The people who respond in this way, the “okay just tell me how to fix it” way, are not always men, but they usually are. That’s probably because men are socialized to fix things, and their security in their own masculinity often rests partially on their ability to fix things–not just the broken toilet or the leaking roof, but things in general. It happens on the macro level and the micro level: for example, all the male partners I’ve had who would neither allow me to talk about my depression without trying to fix it, nor ask me to please not share it because it’s too frustrating.
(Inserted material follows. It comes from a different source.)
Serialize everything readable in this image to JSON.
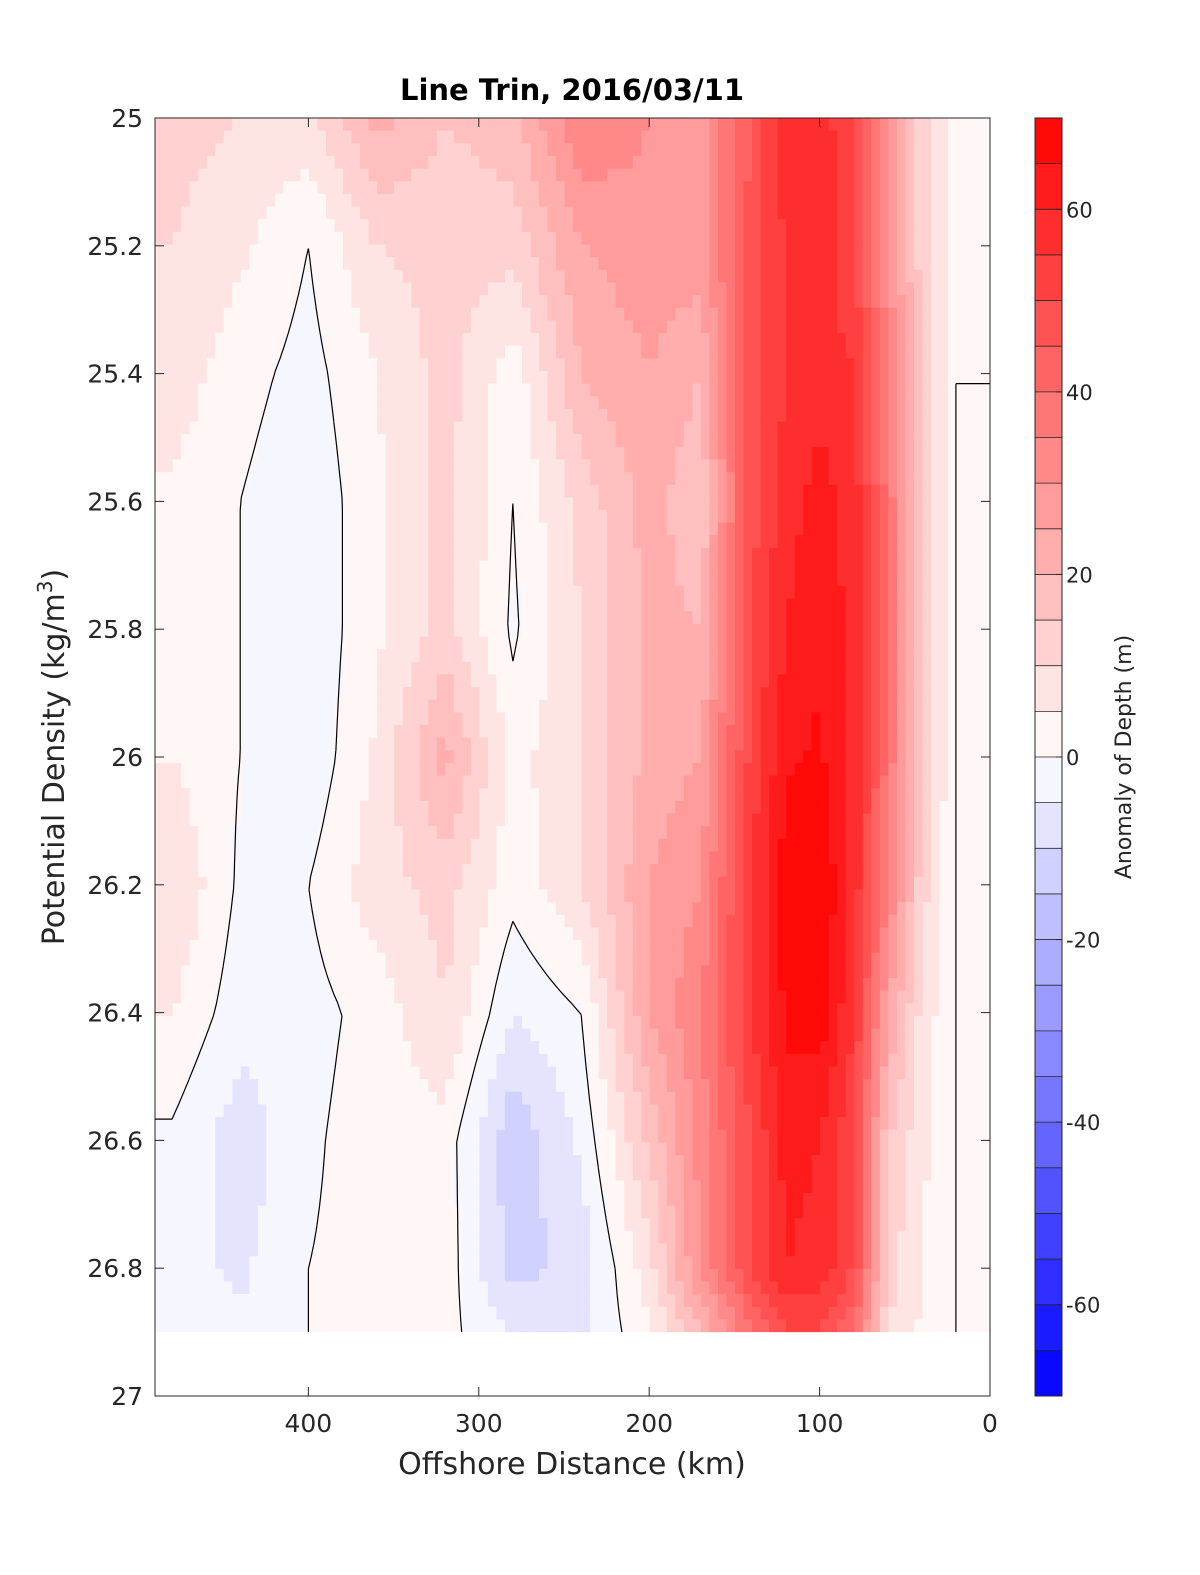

They would insist that I share it, and they would insist on trying to fix me, and they would fail, and so would the relationship.

Social problems are similar to depression in that they are complex and require patient and knowledgeable effort from people who know what they’re doing. There is no quick fix for any of these things.

If you’re a man and you find yourself demanding immediate solutions when social problems are described to you, ask yourself if the way you’ve been brought up as a man might be impacting your reaction to the situation. The fact that a feeling stems from gender roles doesn’t make it wrong or fake, but it does mean that the problem isn’t with the person who’s refusing to give you a ready-made solution, but with the lessons you were taught about being a man.

Obviously, looking for solutions to problems is a Very Good Idea in general. But in this specific way, during these specific times, it may not be a good idea. It would be nice if every problem came with a prepackaged bulleted list of Next Steps, but that’s just not life. Don’t let your earnest wish to see the problem solved keep you from listening to the people dealing with the problem.